Death in Venice, Thomas Mann

Death in Venice, by Thomas Mann. We all have in our retinas the images of Dirk Bogarde spying on the ephebe in Visconti's mythical film, but it is worth taking a look at a novel that caused a great uproar when it was published in 1912... and that more than a hundred years later still retains the morbid. The scene of this forbidden and unconfessed passion is the Grand Hotel des Bains on the Lido in Venice, where Diaghilev, the famous ballet impresario, also died. The establishment was, like a great whale stranded on the beach, abandoned for years, but its remodeling works, which if all goes well will be completed in 2021, will bring it back to life like an oasis within that martyred Lido of tracksuit overtourism.

novel hotels

Grand Hotel, Vicki Baum

Grand Hotel, by Vicky Baum. Best known for its film adaptation and for Greta Garbo's famous (and foreboding) line, "I want you to leave me alone," it perfectly captures the carefree and frivolous atmosphere of a 1930s Berlin hotel. All the characters are there: the decadent diva, the white-collar thief, the rich man from the provinces, the mischievous secretary, the bankrupt baron... The work is inspired by the Excelsior, the most fashionable at the time, and the famous Adlon. As Allied bombardment reduced the Excelsior to a mountain of rubble, we can imagine the action in the second, also destroyed in the conflict but restored to its luster after the fall of the Wall.

novel hotels

Hotel Savoy, Josep Roth

Hotel Savoy, by Joseph Roth. Not all great novels deal with great hotels. Although the Savoy in Lodz, Poland, is a far cry from the Ritz and somewhat depressing, Roth's is one of the best portraits of the immediate post-World War I period. Soldiers returning from the front or captivity, more or less cheerful dancers, revolutionaries, rich people living on the lower floors and guests on the upper floors who cannot pay their bills make up a mosaic of despair and chaos that is a sort of metaphor for what was happening on the continent in those days.

novel hotels

The Merchant of Death, Gervasio Posadas

. The merchant of death, Gervasio Posadas.
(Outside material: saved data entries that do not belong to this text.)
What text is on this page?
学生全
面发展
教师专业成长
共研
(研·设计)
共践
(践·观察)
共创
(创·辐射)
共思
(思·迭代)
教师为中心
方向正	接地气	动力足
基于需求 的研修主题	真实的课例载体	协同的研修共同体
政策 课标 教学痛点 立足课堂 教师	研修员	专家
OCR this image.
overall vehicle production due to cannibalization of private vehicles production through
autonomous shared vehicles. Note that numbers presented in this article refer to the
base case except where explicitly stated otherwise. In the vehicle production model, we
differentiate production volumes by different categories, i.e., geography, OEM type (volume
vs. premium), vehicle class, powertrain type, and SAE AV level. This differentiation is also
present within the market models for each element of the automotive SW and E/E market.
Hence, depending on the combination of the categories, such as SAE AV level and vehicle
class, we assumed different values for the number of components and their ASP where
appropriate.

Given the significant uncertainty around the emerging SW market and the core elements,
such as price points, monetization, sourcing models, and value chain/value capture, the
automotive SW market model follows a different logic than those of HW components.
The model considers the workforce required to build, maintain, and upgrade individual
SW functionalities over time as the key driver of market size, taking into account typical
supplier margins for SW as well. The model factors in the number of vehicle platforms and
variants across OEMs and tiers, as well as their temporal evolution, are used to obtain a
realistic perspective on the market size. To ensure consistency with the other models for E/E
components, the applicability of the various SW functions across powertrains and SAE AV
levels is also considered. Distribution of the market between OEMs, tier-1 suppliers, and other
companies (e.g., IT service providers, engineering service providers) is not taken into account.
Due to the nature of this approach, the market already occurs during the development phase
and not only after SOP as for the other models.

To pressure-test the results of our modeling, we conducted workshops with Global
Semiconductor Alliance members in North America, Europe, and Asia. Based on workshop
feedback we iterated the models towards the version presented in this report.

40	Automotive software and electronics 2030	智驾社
Although it is ugly to talk about oneself, I will not miss the opportunity to talk about my new novel. A historical thriller based on the life of Sir Basil Zaharoff, the world's most notorious arms dealer in his time and owner of the Hôtel de Paris in Monte Carlo in the 1920s and 1930s. A fascinating place that I highly recommend you visit at least once in your life to feel like Churchill, Cary Grant or Grace Kelly. Or simply to play a few games at the casino, just a few steps from the hotel. Rien ne va plus!